Mr. Madoka Mikata and Mr. Hiromichi Tamoi, who perform Noh drama as main actors called "shite" in Kanze School, and Mr. Kodo Yamaguchi and Mr. Chuzaburo Shigeyama, both of whom are Kyogen drama performers in Okura School, were invited to the workshop as instructors.
First, the instructors played one of the representative Noh dramas called, "Shakkyo." After the performance, the instructors introduced themselves, and started to speak about the history and performances of Nohgaku, and touched on major differences between serious Noh and comic Kyogen plays.
Next, they showed the audience the traditional big and small drums played for Nohgaku, and explained the basic differences between traditional Japanese music and western music. They also illustrated how the images of women and animals can be expressed by wearing masks during Nohgaku performances. Everyone looked very impressed by the profundity of Nohgaku and intently listened to the explanations by the instructors.

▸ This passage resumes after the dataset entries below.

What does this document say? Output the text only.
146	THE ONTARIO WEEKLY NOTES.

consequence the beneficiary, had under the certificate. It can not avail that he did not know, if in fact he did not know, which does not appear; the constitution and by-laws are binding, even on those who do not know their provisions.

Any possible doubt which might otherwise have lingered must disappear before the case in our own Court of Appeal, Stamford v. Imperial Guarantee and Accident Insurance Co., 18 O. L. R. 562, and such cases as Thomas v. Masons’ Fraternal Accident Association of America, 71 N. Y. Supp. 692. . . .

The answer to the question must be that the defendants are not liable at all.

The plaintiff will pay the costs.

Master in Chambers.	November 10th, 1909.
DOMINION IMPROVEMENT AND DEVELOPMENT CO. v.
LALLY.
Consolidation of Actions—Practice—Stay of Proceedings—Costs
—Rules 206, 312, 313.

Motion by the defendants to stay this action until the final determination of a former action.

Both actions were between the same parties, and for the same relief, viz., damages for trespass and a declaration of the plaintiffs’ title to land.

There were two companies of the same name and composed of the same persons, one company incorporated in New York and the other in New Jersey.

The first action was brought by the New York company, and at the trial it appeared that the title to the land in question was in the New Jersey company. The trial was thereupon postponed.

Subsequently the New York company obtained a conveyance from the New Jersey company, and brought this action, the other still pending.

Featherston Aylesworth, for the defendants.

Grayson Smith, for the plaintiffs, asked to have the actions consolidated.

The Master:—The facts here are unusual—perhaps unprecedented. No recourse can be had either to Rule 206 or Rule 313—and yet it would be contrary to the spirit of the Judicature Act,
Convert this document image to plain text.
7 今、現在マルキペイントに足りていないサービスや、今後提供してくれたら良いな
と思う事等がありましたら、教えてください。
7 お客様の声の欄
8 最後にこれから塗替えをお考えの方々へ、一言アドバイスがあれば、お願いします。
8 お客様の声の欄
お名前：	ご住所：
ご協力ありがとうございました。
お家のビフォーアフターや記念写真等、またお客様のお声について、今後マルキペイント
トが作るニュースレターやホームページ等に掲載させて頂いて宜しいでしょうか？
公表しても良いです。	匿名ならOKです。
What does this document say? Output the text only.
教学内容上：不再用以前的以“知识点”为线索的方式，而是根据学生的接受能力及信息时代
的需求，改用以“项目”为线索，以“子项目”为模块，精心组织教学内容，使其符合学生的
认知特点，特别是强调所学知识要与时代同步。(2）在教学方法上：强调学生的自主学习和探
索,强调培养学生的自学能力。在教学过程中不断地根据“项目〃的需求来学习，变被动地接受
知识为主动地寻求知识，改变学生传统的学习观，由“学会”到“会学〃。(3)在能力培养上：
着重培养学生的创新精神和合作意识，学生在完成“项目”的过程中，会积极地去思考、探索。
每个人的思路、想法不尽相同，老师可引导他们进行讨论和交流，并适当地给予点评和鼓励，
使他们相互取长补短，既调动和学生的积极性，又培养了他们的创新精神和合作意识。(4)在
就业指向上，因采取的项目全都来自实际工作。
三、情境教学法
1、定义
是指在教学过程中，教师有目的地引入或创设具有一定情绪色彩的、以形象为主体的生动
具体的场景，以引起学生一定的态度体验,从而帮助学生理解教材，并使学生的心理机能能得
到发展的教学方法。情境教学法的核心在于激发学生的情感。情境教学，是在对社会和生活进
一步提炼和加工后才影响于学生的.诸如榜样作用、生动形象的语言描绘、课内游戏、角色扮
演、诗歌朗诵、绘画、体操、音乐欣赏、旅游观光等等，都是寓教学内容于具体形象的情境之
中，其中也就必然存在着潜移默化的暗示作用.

In the latter half of the workshop, the instructors encouraged the participants to practice Nohgaku by themselves. First, they tried the unique manner of walking in Noh called, "suriashi," and then imitated one of the basic Noh postures, "kamae." Lastly, they tried "sashikomi hiraki" by which performers' subtle changes of minds can be demonstrated. They wrapped up practices by chanting "Takasago" together, and having a big laugh in the "big laughter" practice in Kyogen. At the urging of the instructors who said, "Laugh at the top of your lungs!" the huge laughter of everyone ended up with reverberating throughout the hall.
The participants also observed Kyogen play titled, "Neongyoku." Although they were not always able to comprehend the Japanese, they smiled and laughed a lot being enchanted by the instructors' excellent performance. At the end of the workshop, the instructors helped a summer school student put on two types of traditional Noh kimono. One was a formal gorgeous kimono, the other represented a menacing demon. The student appeared on stage wearing the kimonos and a special wig.
This Nohgaku Workshop offers invaluable opportunity for people to watch traditional Japanese culture under the instructions of professional performers.
On the day of the workshop, Gifu Shimbun Newspaper reporters came to Gifu University and interviewed some of the students attending the workshop.
The GHOGL and the Center for Japanese Language and Culture will continue to hold a number of Japanese culture and tradition study programs and will disseminate their attractions on and off campus.